The term, popularized by economist Peter Atwater, refers to the widening rift between the “haves” and “have-nots” starting in 2020. The pandemic hit everyone at once, and the recovery from its shock has followed two divergent trajectories, with the rich getting richer and the poor getting poorer.
Almost six years later, the gap between the top and bottom K players is still wide. The stock market, although volatile, is trading near all-time highs. Luxury hotel bookings remain strong even as fewer Americans take vacations. What looks like a housing affordability crisis at one end of the economy feels like a windfall at the other end, as the scarcity has increased home values.
If the Davos crowd seemed numb in front The pandemic, the affordability crisis that fueled Trump’s re-election, have only sharpened the contrast between those in Davos and everyone else.
“Those at the bottom are fully aware of the wealth that exists above them,” said Atwater, an adjunct professor of economics at the College of William and Mary. “But I think one of the effects of COVID-19 is that it blinded the upper management…Apart from the delivery guy showing up at the door, the interaction between upper management and lower management has really diminished, if not evaporated.”
Certainly, the Davos crowd knew in their heads that they had a “private jet to discuss climate change” problem. Larry Fink, BlackRock’s CEO and the summit’s de facto “mayor,” diagnosed the core problem in his opening remarks Monday.

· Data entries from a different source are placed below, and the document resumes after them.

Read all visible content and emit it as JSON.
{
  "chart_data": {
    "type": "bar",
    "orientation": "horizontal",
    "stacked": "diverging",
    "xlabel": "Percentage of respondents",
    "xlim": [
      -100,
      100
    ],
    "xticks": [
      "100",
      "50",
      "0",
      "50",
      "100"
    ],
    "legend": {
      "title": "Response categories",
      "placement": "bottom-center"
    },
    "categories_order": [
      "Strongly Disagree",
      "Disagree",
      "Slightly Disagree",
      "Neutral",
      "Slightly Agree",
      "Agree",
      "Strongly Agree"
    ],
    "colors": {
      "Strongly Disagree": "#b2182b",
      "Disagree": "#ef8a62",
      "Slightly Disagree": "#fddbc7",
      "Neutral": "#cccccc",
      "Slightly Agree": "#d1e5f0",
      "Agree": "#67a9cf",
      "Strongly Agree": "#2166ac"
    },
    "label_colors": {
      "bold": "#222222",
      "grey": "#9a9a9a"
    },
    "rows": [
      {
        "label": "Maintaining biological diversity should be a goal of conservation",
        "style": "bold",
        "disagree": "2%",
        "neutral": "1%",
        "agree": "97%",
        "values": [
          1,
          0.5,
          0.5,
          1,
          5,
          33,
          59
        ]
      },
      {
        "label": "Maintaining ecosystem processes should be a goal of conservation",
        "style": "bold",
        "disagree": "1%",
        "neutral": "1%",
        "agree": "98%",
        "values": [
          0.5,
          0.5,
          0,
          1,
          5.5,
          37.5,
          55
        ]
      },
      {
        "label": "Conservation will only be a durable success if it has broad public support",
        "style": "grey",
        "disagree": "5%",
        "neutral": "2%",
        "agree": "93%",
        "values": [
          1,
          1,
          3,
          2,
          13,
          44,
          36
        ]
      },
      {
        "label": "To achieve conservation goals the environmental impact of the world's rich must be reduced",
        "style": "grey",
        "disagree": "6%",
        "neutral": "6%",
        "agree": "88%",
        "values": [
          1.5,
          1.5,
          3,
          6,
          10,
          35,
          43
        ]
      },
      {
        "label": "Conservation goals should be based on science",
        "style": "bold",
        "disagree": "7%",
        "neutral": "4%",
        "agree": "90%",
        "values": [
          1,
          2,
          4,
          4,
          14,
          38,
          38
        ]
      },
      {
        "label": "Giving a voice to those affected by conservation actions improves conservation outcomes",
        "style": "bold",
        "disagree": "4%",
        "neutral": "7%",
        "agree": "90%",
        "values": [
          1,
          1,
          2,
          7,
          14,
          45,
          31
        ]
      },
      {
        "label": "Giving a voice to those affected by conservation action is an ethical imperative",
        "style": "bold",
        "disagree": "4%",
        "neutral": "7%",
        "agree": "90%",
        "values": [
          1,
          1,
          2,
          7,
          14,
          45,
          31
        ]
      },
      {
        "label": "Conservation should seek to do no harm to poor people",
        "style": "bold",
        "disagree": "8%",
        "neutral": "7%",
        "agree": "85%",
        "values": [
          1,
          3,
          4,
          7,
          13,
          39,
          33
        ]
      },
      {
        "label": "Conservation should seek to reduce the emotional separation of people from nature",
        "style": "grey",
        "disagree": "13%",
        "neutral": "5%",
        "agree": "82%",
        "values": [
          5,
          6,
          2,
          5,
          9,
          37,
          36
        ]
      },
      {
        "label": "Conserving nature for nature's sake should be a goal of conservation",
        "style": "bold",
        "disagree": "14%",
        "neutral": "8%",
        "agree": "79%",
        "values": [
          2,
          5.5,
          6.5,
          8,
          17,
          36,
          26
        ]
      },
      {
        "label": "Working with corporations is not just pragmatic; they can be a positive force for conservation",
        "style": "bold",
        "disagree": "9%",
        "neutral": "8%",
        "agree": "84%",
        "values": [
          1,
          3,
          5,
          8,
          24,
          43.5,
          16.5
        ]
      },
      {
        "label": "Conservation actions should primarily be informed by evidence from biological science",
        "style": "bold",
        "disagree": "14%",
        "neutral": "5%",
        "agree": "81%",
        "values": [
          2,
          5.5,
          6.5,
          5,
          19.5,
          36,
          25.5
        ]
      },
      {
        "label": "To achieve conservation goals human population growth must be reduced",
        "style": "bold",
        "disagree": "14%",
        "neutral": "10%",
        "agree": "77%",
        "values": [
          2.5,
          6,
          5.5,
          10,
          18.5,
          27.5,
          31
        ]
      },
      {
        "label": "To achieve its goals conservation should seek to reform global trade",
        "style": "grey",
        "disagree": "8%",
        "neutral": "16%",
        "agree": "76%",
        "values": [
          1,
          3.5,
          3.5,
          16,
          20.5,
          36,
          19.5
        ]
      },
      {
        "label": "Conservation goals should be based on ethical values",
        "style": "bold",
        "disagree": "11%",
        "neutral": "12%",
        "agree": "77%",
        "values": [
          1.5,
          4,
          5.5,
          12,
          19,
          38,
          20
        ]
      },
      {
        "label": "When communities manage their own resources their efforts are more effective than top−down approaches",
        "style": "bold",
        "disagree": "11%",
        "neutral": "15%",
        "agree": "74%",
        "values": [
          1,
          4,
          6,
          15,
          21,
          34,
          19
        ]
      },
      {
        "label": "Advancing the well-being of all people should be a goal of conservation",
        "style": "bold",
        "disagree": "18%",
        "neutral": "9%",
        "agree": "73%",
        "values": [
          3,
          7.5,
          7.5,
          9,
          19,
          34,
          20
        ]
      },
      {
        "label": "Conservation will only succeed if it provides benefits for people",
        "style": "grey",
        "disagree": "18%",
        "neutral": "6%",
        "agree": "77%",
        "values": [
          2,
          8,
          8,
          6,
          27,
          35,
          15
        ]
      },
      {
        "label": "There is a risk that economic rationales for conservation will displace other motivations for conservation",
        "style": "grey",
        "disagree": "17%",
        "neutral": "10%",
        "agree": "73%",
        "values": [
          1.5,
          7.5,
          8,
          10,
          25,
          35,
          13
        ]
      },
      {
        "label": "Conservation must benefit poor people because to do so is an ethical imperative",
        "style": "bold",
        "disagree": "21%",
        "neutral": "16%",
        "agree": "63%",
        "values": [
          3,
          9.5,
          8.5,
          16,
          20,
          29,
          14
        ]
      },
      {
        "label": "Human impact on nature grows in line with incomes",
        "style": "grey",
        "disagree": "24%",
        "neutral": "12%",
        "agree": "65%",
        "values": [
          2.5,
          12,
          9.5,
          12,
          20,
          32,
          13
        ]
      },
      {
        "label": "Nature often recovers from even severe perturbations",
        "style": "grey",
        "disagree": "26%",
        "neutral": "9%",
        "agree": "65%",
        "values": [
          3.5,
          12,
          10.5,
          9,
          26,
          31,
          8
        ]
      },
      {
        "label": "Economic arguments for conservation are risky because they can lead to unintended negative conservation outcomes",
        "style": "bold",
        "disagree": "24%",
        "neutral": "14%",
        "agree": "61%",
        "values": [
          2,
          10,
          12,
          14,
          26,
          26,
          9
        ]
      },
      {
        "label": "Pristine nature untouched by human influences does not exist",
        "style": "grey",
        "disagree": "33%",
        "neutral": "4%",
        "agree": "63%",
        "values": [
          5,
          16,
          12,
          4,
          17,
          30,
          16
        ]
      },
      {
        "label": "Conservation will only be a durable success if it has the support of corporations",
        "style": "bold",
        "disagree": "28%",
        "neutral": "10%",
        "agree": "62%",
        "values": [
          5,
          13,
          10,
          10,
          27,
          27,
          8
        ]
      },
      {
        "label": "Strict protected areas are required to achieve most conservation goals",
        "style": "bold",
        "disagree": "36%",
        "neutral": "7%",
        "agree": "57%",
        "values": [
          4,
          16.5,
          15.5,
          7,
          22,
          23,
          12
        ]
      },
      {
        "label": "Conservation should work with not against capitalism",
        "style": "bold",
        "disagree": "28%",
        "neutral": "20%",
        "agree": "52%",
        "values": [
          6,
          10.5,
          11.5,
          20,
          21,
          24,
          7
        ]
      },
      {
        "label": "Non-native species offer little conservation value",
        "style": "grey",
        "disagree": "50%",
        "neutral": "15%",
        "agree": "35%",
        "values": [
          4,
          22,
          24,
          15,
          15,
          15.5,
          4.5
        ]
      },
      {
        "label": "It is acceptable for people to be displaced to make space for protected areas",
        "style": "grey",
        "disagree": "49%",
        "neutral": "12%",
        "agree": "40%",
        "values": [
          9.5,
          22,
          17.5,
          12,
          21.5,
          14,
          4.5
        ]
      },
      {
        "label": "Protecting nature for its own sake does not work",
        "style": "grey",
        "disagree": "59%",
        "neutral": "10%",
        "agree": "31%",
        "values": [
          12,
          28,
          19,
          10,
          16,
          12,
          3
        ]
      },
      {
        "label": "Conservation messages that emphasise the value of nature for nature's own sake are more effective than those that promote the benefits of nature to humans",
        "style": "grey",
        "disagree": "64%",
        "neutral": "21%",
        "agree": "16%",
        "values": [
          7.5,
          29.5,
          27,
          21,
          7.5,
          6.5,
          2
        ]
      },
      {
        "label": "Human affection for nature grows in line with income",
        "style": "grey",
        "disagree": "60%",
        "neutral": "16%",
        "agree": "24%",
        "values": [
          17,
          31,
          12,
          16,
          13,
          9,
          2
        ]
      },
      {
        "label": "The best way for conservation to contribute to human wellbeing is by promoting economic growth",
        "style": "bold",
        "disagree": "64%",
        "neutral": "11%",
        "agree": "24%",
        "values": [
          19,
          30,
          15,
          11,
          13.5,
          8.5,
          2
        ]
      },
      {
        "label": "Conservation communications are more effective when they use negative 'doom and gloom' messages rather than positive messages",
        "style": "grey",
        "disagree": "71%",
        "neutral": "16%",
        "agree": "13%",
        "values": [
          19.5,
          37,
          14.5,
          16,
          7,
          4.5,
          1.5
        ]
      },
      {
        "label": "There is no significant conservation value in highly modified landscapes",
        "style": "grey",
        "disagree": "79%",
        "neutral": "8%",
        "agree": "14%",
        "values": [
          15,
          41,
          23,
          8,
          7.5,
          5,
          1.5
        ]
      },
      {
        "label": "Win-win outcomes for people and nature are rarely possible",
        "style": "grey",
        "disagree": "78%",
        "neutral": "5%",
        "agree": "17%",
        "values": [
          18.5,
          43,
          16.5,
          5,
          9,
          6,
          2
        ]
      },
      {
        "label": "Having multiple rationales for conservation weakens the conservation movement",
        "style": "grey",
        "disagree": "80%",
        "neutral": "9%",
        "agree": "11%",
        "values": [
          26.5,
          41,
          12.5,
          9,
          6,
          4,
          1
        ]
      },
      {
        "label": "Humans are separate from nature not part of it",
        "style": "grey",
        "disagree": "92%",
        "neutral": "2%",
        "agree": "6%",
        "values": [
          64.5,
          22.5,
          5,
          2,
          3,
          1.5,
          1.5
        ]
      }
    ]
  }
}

“Many of the people most affected by what we’re talking about here will never come to this meeting,” Fink said in his opening remarks Monday. “That’s the central tension of this forum: Davos is a gathering of elites trying to shape a world that belongs to everyone.”

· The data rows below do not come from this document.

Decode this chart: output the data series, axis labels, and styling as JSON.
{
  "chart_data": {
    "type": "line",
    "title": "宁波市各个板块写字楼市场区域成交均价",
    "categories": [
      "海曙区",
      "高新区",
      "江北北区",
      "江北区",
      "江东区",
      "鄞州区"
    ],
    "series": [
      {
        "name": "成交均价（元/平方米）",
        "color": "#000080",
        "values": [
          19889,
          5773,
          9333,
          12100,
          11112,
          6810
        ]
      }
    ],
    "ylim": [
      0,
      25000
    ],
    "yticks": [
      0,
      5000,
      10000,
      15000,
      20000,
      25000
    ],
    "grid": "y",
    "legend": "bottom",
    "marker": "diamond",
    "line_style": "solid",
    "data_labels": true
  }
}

In classic Davos style, Fink states the obvious as if it were a revelation. As some critics have pointed out, the forum has a history of not reading the content of its meetings until it is too late.
“Davos is consistently wrong about where the world is heading,” writes a senior businessman at Semaphore. Tuesday Editor Liz Hoffman. “Mid-2010s crowds thumbed their noses at Brexit, MAGA, and the subsequent populist wave. In 2020, attendees soaked in communal fondue fountains as COVID-19 visibly spread around the corner. Davos briefly went all-in on the metaverse.”

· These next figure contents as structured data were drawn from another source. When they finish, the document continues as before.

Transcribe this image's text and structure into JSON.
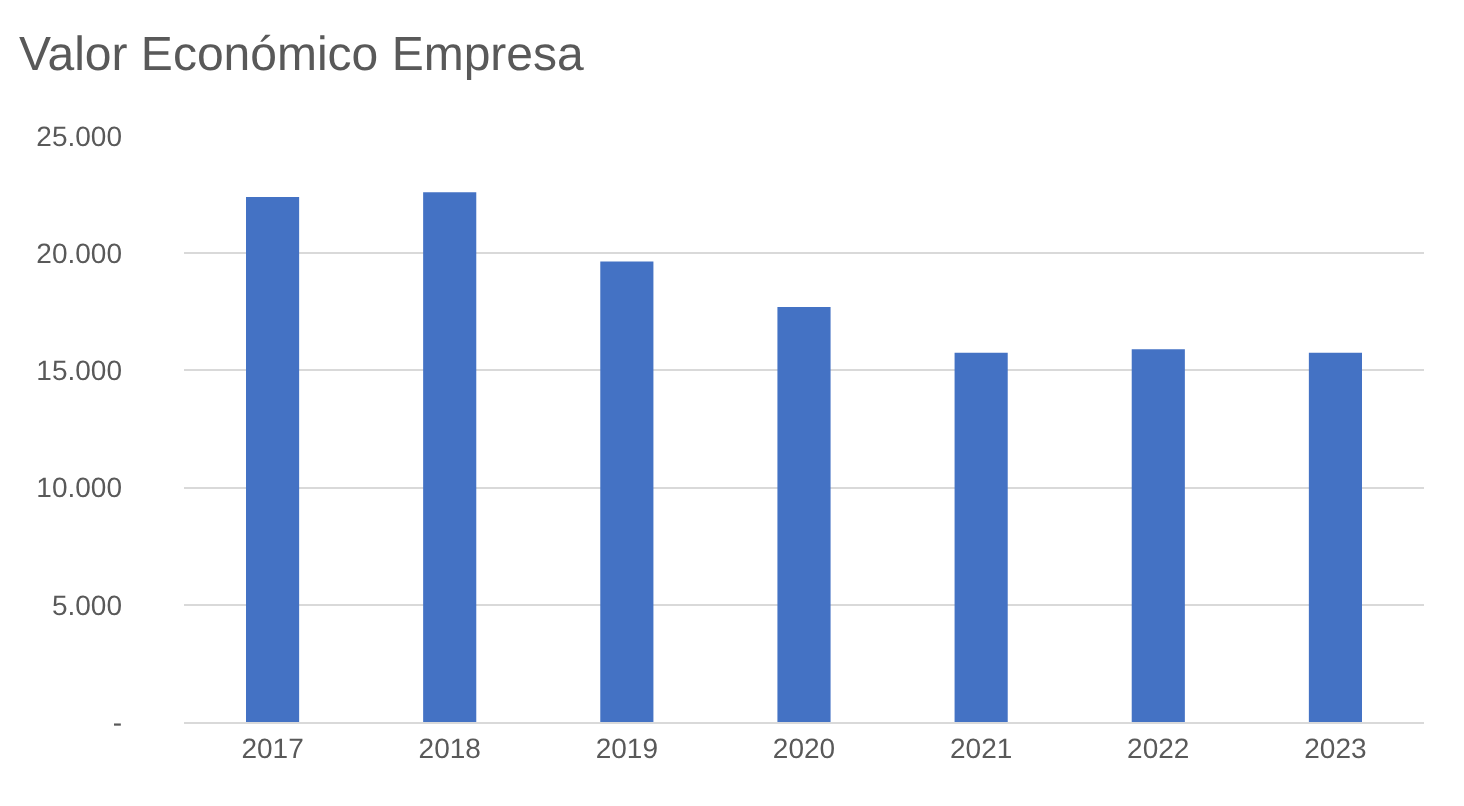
{
  "chart_data": {
    "type": "bar",
    "title": "Valor Económico Empresa",
    "categories": [
      "2017",
      "2018",
      "2019",
      "2020",
      "2021",
      "2022",
      "2023"
    ],
    "values": [
      22400,
      22600,
      19650,
      17700,
      15750,
      15900,
      15750
    ],
    "color": "#4472c4",
    "ylim": [
      0,
      25000
    ],
    "yticks": [
      {
        "value": 0,
        "label": "-"
      },
      {
        "value": 5000,
        "label": "5.000"
      },
      {
        "value": 10000,
        "label": "10.000"
      },
      {
        "value": 15000,
        "label": "15.000"
      },
      {
        "value": 20000,
        "label": "20.000"
      },
      {
        "value": 25000,
        "label": "25.000"
      }
    ],
    "grid": "y",
    "legend": false
  }
}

Overlooking the MAGA mark and the forces that shaped it brings us back to the question of the K-shaped economy, which is by no means unique to the United States.
Deep inequality is inherently destabilizing. History is full of examples, but a quick look at the Iranian headlines in recent weeks can tell you how that risk is unfolding in real time. Years of high inflation and financial mismanagement eroded the wealth of the middle class, and corruption at the top had a serious impact. empowered a few businessmen To enrich yourself. In late December, anger over the disparities boiled over as the country’s currency sank to an all-time low, sparking mass protests and a violent crackdown by Tehran.
If Davos attendees want to learn from the ghosts of Davos’ past, they would be wise to do more than pay lip service to the growing divisions in the capital.
“You can’t maintain this level of public wealth without consequences,” Atwater said. “What I think people at the top are missing is that it could easily become a tipping point if the vulnerabilities become even heavier…We are one step away from something being unleashed.”